In 1969, the broad gauge line was extended from Terowie to Peterborough and the station became a whistle stop. With its major employment base gone, the town’s population declined rapidly to about 130. The Barrier Highway constructed at the same time, bypassing the town;  Terowie’s shops and stores closed and it appeared it would become a ghost town. Almost all the workings and buildings in the railway years were removed and demolished from the mid-1960s onwards.

In 1985 Terowie was designated a Historic Town, one of only seven in South Australia. Today there are excellent interpretative panels about the town and along the rail line to the cemetery, a trail we walked in the sunshine and past several flowering cherry trees, and learned more about the towns past. It is also an RV Friendly town, offering free camping and good facilities but nowhere really to spent the money such a plan should include.

Along the track we came up close and personal to a Shingleback or sleepy lizard and enjoyed the small flocks of mallee parrots. We had stopped on our way into Dawson to greet a Shingleback; he had been enjoying the sunshine on the bare road. This one in Terowie was not quite so delighted with our attention.
Feisty Shingleback

There are some wonderful old buildings left standing but most are desperately in need of restoration or demolition. Some have been lovingly restored and are occupied, others are also occupied but possibly by squatters or at least that is the impression one gets.

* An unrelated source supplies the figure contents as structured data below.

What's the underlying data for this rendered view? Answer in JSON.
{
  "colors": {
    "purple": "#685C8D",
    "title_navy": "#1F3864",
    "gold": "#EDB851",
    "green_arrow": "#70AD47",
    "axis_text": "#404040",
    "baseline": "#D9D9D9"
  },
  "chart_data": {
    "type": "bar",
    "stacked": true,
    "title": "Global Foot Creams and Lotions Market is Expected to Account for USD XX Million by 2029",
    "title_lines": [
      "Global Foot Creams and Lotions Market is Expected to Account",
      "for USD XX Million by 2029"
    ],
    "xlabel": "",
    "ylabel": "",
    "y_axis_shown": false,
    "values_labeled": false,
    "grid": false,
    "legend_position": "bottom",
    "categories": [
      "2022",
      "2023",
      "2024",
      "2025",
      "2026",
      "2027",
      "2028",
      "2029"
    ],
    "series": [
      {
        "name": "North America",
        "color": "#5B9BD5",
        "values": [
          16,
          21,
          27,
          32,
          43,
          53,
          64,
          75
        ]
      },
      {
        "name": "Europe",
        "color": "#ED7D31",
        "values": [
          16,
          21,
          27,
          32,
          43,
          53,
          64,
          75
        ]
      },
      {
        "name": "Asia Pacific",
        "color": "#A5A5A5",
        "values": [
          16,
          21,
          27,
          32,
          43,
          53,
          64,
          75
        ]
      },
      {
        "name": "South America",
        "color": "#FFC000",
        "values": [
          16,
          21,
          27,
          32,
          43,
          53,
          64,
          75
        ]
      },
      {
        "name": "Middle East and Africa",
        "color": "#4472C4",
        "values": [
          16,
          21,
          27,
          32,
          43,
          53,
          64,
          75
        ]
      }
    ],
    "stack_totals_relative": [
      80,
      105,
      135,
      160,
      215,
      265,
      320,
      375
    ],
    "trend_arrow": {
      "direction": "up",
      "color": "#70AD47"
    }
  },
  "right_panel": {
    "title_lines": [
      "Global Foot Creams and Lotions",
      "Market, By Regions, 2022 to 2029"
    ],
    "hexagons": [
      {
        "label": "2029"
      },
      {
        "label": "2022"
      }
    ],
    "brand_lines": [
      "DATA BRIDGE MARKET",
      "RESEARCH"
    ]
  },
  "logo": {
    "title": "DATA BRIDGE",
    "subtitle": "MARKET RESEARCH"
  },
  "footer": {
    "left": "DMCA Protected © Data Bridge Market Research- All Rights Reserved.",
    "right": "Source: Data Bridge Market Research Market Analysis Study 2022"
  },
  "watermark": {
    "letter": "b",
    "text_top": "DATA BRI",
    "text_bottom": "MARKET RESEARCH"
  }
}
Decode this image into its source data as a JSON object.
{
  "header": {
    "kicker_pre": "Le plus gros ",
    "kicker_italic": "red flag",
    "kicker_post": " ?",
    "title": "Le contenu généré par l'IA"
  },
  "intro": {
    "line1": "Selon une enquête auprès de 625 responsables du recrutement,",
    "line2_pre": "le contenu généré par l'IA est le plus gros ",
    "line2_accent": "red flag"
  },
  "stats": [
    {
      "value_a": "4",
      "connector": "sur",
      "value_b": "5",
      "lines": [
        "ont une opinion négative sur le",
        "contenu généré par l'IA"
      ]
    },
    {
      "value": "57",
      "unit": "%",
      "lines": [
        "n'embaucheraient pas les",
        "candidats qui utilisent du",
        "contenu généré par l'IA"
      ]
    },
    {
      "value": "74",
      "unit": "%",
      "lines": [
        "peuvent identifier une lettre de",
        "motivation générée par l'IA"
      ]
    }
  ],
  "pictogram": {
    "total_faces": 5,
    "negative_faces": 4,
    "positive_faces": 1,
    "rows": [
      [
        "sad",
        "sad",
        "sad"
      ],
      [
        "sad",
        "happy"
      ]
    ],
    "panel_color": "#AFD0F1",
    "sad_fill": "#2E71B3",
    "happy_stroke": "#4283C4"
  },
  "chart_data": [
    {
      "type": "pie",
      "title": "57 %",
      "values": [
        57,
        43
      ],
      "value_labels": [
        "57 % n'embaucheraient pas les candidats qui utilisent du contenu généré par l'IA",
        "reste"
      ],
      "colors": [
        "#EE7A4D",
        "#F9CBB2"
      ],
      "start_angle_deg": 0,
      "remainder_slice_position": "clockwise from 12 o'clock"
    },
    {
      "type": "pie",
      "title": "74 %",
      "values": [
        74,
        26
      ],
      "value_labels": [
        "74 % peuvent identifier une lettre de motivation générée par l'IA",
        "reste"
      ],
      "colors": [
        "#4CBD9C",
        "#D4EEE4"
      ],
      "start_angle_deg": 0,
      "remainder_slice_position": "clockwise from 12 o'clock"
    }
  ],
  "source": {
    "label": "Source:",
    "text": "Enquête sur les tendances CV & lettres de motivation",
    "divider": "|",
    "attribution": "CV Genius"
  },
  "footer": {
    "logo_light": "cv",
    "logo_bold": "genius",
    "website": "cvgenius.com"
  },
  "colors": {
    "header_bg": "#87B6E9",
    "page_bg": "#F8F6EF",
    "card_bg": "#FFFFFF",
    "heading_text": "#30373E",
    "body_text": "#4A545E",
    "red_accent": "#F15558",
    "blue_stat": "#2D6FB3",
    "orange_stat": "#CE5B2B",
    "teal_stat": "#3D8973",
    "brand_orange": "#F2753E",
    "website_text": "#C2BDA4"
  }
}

From here we drove back to Peterborough by an alternate and more direct route, and in doing so distanced ourselves from the masses of wind turbines we had seen earlier to the south of the town. Later I learned that there are thirty eight turbines near Hallet, which is in turn about thirty three kilometres south of Terowie.
Views over Peterborough

Back in Peterborough we called for the second time into the Information Centre which is, unsurprisingly located in an old railway carriage. I picked up a couple of self-drive leaflets which would have been more useful had we called this morning. There we were encouraged to take in the award winning tourist attraction, the Sound & Light Show at the Steamtown Heritage Rail Centre. We had already decided not to do this, having picked up most of the history which interested us in our own travels about the area.  Instead we headed up to the lookout to the north of the town and the Greg Duggan Nature Reserve, ten hectares of scrub and fir trees. From here we enjoyed distant but expansive views over Peterborough before heading back to camp to quietly pass the rest of the afternoon.